Universal suffrage in Hong Kong

Lessons to learn from reforms fiasco

PUBLISHED : Monday, 16 July, 2007, 12:00am
UPDATED : Monday, 16 July, 2007, 12:00am

They may be the minority in Hong Kong's political structure, but the pan-democratic camp has proven to be an important player in constitutional reform.

An example of this is the role they played in the electoral reform of 2005.

Two years ago, the 25 pan-democratic legislators pulled together to block the passage of the 'district council model' initiated by Chief Executive Donald Tsang Yam-kuen.

As any electoral changes require a two-thirds majority in the Legislative Council - 40 out of 60 - for their passage, the democrats vetoed the reforms and maintained the status quo.

Speaking to reporters after the publication of the green paper on universal suffrage on Wednesday, top government officials were at pains to stress they did not want history to repeat itself.

An official, who did not want to be named, said he hoped the political parties had learned a lesson from 2005 and would 'drop their political posturing and not insist on 2012 or nothing'. It is clear he was referring to the pan-democratic camp.

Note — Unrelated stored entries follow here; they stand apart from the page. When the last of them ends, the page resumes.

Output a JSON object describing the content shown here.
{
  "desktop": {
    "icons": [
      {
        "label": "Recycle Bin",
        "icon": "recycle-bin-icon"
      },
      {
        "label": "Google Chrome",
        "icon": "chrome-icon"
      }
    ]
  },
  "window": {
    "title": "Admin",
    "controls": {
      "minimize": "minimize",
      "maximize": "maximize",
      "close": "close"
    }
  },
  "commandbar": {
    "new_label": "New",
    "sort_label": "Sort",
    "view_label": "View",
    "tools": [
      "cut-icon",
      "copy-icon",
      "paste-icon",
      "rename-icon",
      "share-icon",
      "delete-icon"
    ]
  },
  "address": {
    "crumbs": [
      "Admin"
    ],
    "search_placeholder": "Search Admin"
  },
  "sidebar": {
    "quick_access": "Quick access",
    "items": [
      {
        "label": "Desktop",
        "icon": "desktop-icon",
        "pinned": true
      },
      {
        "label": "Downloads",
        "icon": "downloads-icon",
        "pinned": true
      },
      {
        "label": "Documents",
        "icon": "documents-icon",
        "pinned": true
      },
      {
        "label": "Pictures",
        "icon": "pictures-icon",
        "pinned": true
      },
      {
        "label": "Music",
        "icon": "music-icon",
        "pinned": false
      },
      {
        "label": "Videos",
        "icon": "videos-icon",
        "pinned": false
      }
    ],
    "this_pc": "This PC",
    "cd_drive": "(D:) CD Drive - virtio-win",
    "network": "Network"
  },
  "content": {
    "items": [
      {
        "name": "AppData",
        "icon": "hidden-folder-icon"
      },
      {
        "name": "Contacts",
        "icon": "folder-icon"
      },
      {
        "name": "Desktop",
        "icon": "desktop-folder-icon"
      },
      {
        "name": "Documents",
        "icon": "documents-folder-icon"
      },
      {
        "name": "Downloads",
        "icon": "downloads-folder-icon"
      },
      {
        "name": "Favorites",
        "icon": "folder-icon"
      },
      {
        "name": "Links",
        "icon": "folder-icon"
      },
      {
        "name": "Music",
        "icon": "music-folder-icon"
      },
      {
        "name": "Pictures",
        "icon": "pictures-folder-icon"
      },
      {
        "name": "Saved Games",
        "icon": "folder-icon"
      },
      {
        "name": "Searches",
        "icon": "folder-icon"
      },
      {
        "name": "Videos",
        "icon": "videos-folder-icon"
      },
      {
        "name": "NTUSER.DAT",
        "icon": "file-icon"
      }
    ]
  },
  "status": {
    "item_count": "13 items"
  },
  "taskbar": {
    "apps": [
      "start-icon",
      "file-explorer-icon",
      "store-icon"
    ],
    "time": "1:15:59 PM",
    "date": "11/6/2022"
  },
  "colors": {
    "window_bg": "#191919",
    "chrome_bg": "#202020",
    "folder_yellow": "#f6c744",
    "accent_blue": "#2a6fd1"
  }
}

Insisting the government's 2005 blueprint had majority support in opinion polls, officials blamed the democrats for failure to make progress on democratic development.

Two years on, the debate about whether the democrats' veto was a wise decision still continues.

However, in a marked change of tactics - at least in their rhetoric - the democrats have already indicated their willingness to negotiate.

That will prove to be important to the outcome of the latest exercise.

It is also important for the government to learn a lesson from their 2005 failure.

Officials could continue to play the blame game - as they have since the reform fiasco - in order to put more pressure on the democrats to compromise.

It would, however, be more meaningful and pragmatic if they were willing to reflect on what they could, and should, have done in 2005 to come up with an offer the democrats could not refuse.

The government's 2005 package failed to win the support of the democrats on two key aspects.

First, the democrats could hardly accept an electoral package that gave marginal improvement in democratic participation, but not a clear timetable on universal suffrage.

Second, the democrats would have faced accusations of unprincipled compromise from their own supporters if they had accepted the proposal of allowing government-appointed district council members to form an electoral college to elect five legislators.

Although these five extra district council functional constituency seats would have meant an equal extra number of geographically constituency seats, the 'district council model' would in essence prolong the life span of the functional constituencies. That can hardly fit in with the ultimate aim of universal suffrage as stipulated in the Basic Law.

For the new constitutional reform exercise to succeed, it is vitally important the fundamentals of universal suffrage are adhered to in all major aspects.

For instance, any proposal on keeping the status quo for functional constituency elections would invite criticism of a breach of the principle of gradual and orderly progress towards universal suffrage.

Any plan on giving a nominating committee the right to screen out candidates before voters exercise their right to choose them would go against the spirit and substance of universal suffrage.

The issue of democracy boils down to a question of pace. If it becomes mired in dispute over dubious electoral models, a recurrence of the lose-lose situation of the 2005 reform drive cannot be ruled out.